Lately, I have been reviewing films that are more fantasy than science fiction. This is good, since I like to talk about speculative fiction films that discuss how technology can change society, and it usually isn’t in a good way.
The Final Cut would probably be one of those, but I don’t think I feel comfortable classifying it as science fiction. I mean, it takes place in the future, and it deals with advanced technology (tech we don’t yet have). The Final Cut doesn’t show a future of flying cars or towering buildings, but it does have an interesting film noir look. Most of the technology is made of wood and glass, and I guess the best comparison would be Gattaca, which maybe I’ll discuss at some other time.
The Final Cut is about Robin Williams, and he plays a guy that has some inner joy that is not understood by the society around him and is therefore shunned. No, but that is his movie formula. In this film, he plays a really sad, sad guy. Seriously, I don’t think he smiles once, and I just know he was repressing one of his horrific stream-of-consciousness routines.
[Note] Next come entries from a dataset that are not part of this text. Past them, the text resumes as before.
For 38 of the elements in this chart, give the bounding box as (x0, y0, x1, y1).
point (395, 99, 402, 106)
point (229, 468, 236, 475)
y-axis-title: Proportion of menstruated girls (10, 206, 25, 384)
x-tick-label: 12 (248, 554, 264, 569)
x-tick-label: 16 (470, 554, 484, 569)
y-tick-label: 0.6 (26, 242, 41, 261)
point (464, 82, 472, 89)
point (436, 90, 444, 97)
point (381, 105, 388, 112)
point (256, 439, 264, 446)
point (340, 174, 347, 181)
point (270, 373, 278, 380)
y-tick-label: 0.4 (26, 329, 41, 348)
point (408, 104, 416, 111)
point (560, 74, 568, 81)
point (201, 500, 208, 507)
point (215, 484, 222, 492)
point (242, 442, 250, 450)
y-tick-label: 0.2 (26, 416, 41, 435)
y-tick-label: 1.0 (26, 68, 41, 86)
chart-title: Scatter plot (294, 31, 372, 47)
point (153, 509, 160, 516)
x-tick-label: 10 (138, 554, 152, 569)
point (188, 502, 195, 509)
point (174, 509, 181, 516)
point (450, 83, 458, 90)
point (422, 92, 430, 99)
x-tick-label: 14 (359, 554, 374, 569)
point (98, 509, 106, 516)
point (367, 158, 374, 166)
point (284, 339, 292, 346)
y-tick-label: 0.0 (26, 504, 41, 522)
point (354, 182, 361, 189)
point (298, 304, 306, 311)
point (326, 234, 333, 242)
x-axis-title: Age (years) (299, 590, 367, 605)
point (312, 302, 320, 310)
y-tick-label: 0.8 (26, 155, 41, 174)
Anyway, Williams plays a cutter, a guy who essentially takes taped videos from memory implants and edits them together for a final viewing funeral or “Rememory”. This is a pretty far-out premise, and the film begins with three laws, like an Isaac Asimov robot story. In all honesty, it sort of confused me. Oh, before these laws, there is a scene where a child Robin Williams took part in killing another kid.
One day, when Williams is editing some guy’s footage and discovers that the kid he supposedly help kill has grown up to be an adult. Yes, it is pretty weird that he recognizes him as an adult, but apparently, this kid’s death had always haunted him and he spends the rest of the film trying to find out who this mystery man is.
Mixed up in this plot are people who protest against this new memory implant technology. These people wear tattoos that block their memory implants, so their memories will never be put on tape. I actually see that as a realistic response to this conjectured technology, and this is one of many plot twists in this film.
I found this film was somewhat hard to follow, but I can’t say that I hated it. I’m not exactly in a rush to watch it again to catch things that I missed last time. I think it is a brilliant concept for a film, but it doesn’t look like it well-remembered.